At six o'clock two things have happened. Lafayette's Aide-de-camp, Romoeuf, riding a franc etrier, on that old Herb-merchant's route, quickened during the last stages, has got to Varennes; where the Ten thousand now furiously demand, with fury of panic terror, that Royalty shall forthwith return Paris-ward, that there be not infinite bloodshed. Also, on the other side, 'English Tom,' Choiseul's jokei, flying with that Choiseul relay, has met Bouille on the heights of Dun; the adamantine brow flushed with dark thunder; thunderous rattle of Royal Allemand at his heels. English Tom answers as he can the brief question, How it is at Varennes?--then asks in turn what he, English Tom, with M. de Choiseul's horses, is to do, and whither to ride?--To the Bottomless Pool! answers a thunder-voice; then again speaking and spurring, orders Royal Allemand to the gallop; and vanishes, swearing (en jurant). (Declaration du Sieur Thomas (in Choiseul, p. 188).) 'Tis the last of our brave Bouille. Within sight of Varennes, he having drawn bridle, calls a council of officers; finds that it is in vain. King Louis has departed, consenting: amid the clangour of universal stormbell; amid the tramp of Ten thousand armed men, already arrived; and say, of Sixty thousand flocking thither. Brave Deslons, even without 'orders,' darted at the River Aire with his Hundred! (Weber, ii. 386.) swam one branch of it, could not the other; and stood there, dripping and panting, with inflated nostril; the Ten thousand answering him with a shout of mockery, the new Berline lumbering Paris-ward its weary inevitable way. No help, then in Earth; nor in an age, not of miracles, in Heaven!

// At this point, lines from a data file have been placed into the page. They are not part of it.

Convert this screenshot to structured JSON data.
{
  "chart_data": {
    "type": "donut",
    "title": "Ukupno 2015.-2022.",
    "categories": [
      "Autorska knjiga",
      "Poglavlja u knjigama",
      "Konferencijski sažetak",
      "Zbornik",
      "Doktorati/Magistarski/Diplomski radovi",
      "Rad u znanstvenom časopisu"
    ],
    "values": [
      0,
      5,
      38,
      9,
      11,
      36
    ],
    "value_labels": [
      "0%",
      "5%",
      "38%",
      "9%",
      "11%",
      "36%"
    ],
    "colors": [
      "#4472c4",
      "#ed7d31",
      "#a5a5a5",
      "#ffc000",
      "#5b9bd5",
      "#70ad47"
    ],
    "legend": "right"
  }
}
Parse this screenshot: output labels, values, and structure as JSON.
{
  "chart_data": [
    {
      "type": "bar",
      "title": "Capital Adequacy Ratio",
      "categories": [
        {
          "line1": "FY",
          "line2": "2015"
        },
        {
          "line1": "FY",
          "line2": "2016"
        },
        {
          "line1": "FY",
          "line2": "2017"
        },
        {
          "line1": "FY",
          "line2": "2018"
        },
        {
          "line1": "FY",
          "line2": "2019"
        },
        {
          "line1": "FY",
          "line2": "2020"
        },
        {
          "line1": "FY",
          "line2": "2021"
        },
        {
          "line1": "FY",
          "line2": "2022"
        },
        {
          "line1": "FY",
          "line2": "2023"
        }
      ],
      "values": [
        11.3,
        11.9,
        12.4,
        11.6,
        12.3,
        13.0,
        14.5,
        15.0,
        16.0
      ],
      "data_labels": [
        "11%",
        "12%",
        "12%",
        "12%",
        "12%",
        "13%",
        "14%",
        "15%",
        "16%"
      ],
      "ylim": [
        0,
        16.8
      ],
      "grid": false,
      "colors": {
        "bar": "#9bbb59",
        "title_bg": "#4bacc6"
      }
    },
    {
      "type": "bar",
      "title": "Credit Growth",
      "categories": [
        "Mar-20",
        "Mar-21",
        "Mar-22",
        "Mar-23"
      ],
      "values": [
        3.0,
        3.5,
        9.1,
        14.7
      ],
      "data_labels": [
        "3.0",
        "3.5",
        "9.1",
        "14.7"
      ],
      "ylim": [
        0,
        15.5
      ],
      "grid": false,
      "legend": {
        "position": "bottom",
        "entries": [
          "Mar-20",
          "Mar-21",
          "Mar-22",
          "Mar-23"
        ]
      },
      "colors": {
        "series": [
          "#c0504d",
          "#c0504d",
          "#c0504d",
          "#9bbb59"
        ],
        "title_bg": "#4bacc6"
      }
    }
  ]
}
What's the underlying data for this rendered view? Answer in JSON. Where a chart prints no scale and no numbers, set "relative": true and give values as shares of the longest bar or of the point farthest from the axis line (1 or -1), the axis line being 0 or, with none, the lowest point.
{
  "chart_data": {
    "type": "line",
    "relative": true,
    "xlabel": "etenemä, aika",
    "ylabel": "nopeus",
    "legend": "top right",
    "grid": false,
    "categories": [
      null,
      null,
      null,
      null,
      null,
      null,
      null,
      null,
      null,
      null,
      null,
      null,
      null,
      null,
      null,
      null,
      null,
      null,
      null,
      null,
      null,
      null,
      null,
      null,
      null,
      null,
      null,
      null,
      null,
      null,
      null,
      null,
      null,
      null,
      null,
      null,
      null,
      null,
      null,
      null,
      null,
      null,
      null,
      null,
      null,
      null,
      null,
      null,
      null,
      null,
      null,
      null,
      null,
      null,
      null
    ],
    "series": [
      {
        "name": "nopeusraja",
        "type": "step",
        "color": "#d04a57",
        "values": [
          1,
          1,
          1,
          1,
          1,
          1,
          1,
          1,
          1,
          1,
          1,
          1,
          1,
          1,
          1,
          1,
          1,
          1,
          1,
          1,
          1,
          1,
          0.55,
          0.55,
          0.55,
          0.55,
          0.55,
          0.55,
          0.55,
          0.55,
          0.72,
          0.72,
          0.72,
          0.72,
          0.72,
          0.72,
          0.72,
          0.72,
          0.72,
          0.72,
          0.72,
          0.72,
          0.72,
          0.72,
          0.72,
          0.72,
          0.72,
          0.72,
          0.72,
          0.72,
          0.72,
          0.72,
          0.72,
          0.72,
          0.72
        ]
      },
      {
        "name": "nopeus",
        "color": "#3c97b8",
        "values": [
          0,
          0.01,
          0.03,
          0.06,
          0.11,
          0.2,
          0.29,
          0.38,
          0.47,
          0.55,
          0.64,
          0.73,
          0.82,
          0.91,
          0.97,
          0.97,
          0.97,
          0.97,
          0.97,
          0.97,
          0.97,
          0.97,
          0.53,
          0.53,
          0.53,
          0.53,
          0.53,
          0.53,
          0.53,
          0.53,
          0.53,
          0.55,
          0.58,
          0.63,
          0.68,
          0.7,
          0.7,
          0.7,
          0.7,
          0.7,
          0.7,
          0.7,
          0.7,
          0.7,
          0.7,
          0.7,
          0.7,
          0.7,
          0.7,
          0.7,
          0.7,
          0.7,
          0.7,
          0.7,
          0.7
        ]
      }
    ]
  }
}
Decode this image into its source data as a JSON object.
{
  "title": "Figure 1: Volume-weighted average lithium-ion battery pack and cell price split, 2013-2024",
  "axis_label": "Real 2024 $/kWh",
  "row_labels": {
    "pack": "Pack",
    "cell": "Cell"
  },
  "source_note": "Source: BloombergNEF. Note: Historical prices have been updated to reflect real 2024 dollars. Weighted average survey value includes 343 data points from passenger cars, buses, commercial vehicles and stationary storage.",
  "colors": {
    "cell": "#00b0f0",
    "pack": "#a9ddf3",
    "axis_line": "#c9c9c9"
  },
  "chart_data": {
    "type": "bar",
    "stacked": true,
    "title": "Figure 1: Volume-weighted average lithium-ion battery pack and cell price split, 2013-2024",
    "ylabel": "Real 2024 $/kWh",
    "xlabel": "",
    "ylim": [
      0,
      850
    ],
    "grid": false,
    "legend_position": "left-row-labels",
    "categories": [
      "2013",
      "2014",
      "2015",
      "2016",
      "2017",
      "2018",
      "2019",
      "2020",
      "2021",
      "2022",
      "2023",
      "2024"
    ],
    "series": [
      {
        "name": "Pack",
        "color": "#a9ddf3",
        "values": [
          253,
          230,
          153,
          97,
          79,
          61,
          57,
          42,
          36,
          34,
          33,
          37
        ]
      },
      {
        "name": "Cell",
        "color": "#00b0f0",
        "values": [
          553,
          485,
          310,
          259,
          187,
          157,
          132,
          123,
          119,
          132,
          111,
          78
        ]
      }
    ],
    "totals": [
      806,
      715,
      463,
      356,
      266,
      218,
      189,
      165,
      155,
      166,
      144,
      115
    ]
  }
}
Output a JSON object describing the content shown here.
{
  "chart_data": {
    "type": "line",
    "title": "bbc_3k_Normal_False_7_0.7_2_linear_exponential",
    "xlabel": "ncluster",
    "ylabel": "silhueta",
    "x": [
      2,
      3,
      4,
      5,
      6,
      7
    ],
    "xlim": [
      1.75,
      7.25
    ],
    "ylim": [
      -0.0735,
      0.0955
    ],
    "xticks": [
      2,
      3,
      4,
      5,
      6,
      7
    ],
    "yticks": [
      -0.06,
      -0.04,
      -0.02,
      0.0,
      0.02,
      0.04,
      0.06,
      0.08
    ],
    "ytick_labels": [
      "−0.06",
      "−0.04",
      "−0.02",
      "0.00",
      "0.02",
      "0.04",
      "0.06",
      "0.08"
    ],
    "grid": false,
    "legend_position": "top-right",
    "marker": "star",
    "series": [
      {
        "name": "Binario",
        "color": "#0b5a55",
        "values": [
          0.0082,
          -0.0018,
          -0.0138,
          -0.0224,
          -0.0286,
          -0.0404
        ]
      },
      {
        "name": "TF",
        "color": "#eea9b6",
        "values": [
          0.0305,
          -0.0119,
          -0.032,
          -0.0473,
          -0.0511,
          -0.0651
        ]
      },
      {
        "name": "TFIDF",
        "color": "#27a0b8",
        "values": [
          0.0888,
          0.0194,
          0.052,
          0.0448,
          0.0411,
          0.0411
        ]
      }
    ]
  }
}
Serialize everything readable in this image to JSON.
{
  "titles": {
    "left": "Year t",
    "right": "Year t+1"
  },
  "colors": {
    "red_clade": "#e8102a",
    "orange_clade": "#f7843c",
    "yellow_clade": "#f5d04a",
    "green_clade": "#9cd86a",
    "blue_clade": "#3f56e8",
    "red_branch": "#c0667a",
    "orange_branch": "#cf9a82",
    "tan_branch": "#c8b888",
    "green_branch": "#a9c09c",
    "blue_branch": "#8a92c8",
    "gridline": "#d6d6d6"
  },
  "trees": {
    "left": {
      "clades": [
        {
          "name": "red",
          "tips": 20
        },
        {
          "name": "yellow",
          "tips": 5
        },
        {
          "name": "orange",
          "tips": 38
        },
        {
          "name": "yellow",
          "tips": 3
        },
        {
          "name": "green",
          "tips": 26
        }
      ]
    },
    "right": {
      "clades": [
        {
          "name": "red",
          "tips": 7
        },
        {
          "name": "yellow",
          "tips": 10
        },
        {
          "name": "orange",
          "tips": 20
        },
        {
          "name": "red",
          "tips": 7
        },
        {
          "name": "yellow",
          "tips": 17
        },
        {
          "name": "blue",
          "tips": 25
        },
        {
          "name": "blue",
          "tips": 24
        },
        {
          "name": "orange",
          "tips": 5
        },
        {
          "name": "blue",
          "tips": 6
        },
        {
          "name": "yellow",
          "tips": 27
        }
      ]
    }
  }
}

That night, 'Marquis de Bouille and twenty-one more of us rode over the Frontiers; the Bernardine monks at Orval in Luxemburg gave us supper and lodging.' (Aubriot, ut supra, p. 158.) With little of speech, Bouille rides; with thoughts that do not brook speech. Northward, towards uncertainty, and the Cimmerian Night: towards West-Indian Isles, for with thin Emigrant delirium the son of the whirlwind cannot act; towards England, towards premature Stoical death; not towards France any more. Honour to the Brave; who, be it in this quarrel or in that, is a substance and articulate-speaking piece of Human Valour, not a fanfaronading hollow Spectrum and squeaking and gibbering Shadow! One of the few Royalist Chief-actors this Bouille, of whom so much can be said.
The brave Bouille too, then, vanishes from the tissue of our Story. Story and tissue, faint ineffectual Emblem of that grand Miraculous Tissue, and Living Tapestry named French Revolution, which did weave itself then in very fact, 'on the loud-sounding 'Loom of Time!' The old Brave drop out from it, with their strivings; and new acrid Drouets, of new strivings and colour, come in:--as is the manner of that weaving.